Weeks v. Jones, 200 Ill. App. 215 (1916)

Feb. 8, 1916 · Illinois Appellate Court · Gen. No. 6,204
200 Ill. App. 215

George V. B. Weeks, Appellee, v. J. L. Jones, Appellant.

Gen. No. 6,204.

1. Attorney and client, § 134 * —when evidence as to good character of attorney incompetent in action for fees. On the trial of an action of assumpsit for attorney’s fees in the Circuit Court on appeal from the Justice’s Court, testimony that the plaintiff’s reputation for honesty and fair dealing was good, held incompetent, even though remarks attacking the plaintiff’s reputation in that regard were made by the defendant’s attorney in his opening statement, since such remarks are no part of the pleadings in such an action.

2. Appeal and error, § 546*—when evidence objected to and preserved for review considered on appeal. Where admission of testimony is properly objected to and preserved for review, the ruling will be passed upon on appeal, although similar testimony is subsequently introduced without objection.

3. Instructions, § 153*—when refusal to modify requested instructions not error. A refusal of the trial court to modify bad requested instructions and give them as modified is not error.

Appeal from the Circuit Court of La Salle county; the Hon. Joe A. Davis, Judge, presiding. Heard in this court at the October term, 1915.

Reversed and remanded.

Opinion filed February 8, 1916.

I.I. Hanna, for appellant.

George V. B. Weeks, pro se; B. D. Mills, of counsel, for appellee.

*216Mr. Justice Carnes

delivered the opinion of the court.

Appellee, George V. B. Weeks, a lawyer, sued appellant, J. L. J ones, before a justice of the peace for attorney’s fees claimed to have been earned in his service. A trial in the Circuit Court on appeal resulted in a verdict and judgment for the plaintiff for $73. The defendant brings the record here for review.
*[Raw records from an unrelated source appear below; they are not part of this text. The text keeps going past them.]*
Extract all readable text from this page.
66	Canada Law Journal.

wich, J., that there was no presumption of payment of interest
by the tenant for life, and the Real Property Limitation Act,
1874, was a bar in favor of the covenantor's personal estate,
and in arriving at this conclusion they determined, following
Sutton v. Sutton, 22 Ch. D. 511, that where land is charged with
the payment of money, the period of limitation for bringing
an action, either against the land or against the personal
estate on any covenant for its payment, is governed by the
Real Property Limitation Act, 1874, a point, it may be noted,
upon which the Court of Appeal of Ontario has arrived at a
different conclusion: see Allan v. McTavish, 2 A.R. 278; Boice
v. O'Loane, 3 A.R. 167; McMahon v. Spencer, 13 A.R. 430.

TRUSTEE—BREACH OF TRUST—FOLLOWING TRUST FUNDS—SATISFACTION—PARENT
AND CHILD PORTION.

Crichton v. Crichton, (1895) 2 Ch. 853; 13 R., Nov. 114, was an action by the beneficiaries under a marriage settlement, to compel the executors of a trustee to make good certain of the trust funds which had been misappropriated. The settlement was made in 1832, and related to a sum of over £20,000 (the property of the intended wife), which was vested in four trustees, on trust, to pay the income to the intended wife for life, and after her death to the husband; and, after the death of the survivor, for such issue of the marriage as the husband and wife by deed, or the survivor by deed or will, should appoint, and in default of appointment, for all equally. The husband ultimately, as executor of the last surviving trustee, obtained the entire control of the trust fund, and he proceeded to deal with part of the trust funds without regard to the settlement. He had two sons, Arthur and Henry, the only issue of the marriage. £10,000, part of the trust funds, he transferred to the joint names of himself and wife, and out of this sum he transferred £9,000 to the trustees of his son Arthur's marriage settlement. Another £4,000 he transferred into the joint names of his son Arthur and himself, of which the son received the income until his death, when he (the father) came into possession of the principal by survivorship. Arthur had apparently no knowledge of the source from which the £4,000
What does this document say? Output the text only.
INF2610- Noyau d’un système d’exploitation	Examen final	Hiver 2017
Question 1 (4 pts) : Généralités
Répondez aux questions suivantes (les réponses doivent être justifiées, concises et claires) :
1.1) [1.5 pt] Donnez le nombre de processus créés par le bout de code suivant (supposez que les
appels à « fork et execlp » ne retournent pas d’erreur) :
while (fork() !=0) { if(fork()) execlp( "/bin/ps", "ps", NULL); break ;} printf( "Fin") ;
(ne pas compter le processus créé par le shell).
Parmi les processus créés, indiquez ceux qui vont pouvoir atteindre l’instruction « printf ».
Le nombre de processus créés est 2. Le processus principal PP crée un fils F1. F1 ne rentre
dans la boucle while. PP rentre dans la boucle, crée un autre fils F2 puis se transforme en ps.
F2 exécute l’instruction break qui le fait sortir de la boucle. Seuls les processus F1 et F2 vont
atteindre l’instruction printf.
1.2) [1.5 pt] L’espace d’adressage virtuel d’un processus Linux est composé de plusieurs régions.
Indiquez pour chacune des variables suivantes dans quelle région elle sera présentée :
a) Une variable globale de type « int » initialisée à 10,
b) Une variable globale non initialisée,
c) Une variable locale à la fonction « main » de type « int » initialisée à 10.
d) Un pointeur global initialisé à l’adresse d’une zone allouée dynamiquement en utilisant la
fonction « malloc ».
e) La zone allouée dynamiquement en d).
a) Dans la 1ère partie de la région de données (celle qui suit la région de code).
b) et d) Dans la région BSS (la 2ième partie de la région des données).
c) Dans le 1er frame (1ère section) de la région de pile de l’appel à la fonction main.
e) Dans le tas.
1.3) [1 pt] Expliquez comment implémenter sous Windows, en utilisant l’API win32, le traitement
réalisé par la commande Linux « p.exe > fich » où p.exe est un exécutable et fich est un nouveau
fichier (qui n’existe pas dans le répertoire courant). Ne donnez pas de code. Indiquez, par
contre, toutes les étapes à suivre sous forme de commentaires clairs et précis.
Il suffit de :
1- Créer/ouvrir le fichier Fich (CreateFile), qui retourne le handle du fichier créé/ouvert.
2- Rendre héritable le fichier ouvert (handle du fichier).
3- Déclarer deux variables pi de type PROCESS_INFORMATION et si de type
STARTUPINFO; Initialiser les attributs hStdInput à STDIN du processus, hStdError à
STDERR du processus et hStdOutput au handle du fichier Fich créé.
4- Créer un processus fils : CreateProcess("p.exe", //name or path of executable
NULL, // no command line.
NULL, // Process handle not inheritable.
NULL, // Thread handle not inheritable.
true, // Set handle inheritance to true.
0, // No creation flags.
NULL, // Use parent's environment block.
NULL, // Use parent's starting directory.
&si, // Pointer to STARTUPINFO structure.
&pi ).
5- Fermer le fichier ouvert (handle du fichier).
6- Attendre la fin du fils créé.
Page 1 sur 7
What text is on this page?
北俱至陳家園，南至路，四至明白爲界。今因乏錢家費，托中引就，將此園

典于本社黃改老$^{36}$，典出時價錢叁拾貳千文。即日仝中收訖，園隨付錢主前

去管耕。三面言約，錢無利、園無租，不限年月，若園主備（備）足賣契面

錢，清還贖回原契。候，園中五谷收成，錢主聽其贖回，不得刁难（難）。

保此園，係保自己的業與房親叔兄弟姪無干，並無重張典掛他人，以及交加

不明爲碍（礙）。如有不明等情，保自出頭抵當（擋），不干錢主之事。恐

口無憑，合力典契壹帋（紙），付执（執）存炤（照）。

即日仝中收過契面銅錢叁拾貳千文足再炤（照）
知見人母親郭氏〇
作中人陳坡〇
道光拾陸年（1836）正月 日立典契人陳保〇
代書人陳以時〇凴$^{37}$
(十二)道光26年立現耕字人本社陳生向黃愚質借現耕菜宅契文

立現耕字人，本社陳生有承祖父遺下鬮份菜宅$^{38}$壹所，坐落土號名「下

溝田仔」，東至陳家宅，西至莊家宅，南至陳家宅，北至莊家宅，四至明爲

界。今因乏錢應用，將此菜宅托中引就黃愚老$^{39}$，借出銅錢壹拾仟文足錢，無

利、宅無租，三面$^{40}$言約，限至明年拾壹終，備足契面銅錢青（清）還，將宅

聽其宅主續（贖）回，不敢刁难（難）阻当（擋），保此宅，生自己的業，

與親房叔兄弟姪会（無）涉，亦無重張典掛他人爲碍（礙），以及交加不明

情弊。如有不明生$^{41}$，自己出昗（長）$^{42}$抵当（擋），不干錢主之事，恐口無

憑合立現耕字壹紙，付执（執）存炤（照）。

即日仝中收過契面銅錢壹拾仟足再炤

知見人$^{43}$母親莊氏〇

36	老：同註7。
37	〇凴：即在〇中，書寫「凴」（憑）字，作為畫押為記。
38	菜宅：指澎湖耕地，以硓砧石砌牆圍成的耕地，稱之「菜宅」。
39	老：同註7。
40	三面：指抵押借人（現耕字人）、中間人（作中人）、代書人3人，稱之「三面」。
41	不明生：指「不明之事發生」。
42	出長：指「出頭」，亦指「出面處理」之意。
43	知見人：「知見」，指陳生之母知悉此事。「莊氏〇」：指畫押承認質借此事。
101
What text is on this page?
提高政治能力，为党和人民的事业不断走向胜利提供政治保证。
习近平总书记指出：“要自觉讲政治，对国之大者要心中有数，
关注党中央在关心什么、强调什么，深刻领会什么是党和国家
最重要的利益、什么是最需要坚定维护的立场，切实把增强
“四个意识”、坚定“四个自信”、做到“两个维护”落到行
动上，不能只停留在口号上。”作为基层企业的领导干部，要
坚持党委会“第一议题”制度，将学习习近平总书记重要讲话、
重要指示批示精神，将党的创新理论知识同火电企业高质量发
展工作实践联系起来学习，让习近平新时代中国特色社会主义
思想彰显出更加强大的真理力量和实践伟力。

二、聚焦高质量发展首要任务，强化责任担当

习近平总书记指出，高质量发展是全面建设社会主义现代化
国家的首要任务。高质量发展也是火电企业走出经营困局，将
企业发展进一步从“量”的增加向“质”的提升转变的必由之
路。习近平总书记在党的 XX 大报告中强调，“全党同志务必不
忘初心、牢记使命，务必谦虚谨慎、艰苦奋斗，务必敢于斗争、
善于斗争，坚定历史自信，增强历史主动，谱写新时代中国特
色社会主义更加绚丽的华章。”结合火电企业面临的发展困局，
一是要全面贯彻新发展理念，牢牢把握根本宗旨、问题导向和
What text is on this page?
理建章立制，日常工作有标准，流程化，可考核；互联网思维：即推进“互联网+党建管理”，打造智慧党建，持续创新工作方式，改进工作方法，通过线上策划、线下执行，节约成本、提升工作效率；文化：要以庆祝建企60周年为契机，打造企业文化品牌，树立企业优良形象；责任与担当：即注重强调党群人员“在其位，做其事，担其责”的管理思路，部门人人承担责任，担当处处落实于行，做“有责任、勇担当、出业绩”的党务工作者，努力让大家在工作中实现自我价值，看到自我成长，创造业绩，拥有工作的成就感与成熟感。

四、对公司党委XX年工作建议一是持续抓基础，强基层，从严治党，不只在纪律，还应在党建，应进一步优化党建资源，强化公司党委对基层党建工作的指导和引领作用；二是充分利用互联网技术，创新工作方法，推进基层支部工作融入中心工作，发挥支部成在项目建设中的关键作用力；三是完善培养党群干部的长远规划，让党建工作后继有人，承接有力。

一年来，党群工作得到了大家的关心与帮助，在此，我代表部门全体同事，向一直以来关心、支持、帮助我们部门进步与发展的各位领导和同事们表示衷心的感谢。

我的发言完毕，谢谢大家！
The evidence is conflicting, the conclusion to be drawn from the testimony largely depending upon which of the parties to the action is to be believed as a witness in statements where they directly contradict each other. We express no opinion as to the weight of the testimony. The plaintiff introduced as witnesses three lawyers. The first testified over the objection of the defendant that the plaintiff’s “reputation here at this bar for honesty and fair dealing is good.” The second that the plaintiff’s “reputation is good in the community in which he lives for honesty and fair dealing.” The third testified without objection that the plaintiff’s “reputation in this community in the practice of his profession, as a reputable citizen, and a member of the bar for honesty and fair dealing is good.” There can be no doubt that this testimony was incompetent. That the character of a party to a suit in assumpsit is not an issue hardly needs the citation of authority, but see Greenleaf on Evidence (15th Ed.) vol. 1, sec. 55. Appellee tries to sustain this ruling of the court by the statement that this is a justice proceeding, with no written pleadings; that we must assume there were . oral pleadings, and as they have not been preserved in the bill of exceptions we should infer that there was some oral pleading justifying this evidence. The record shows that the evidence was offered because of the opening statement of counsel for defendant, but does not show what that statement was. Appellee’s counsel in his brief says that appellant in his opening state*217ment of the case charged appellee with being dishonest and a shyster attorney of no standing in the community, and therefore this testimony was competent.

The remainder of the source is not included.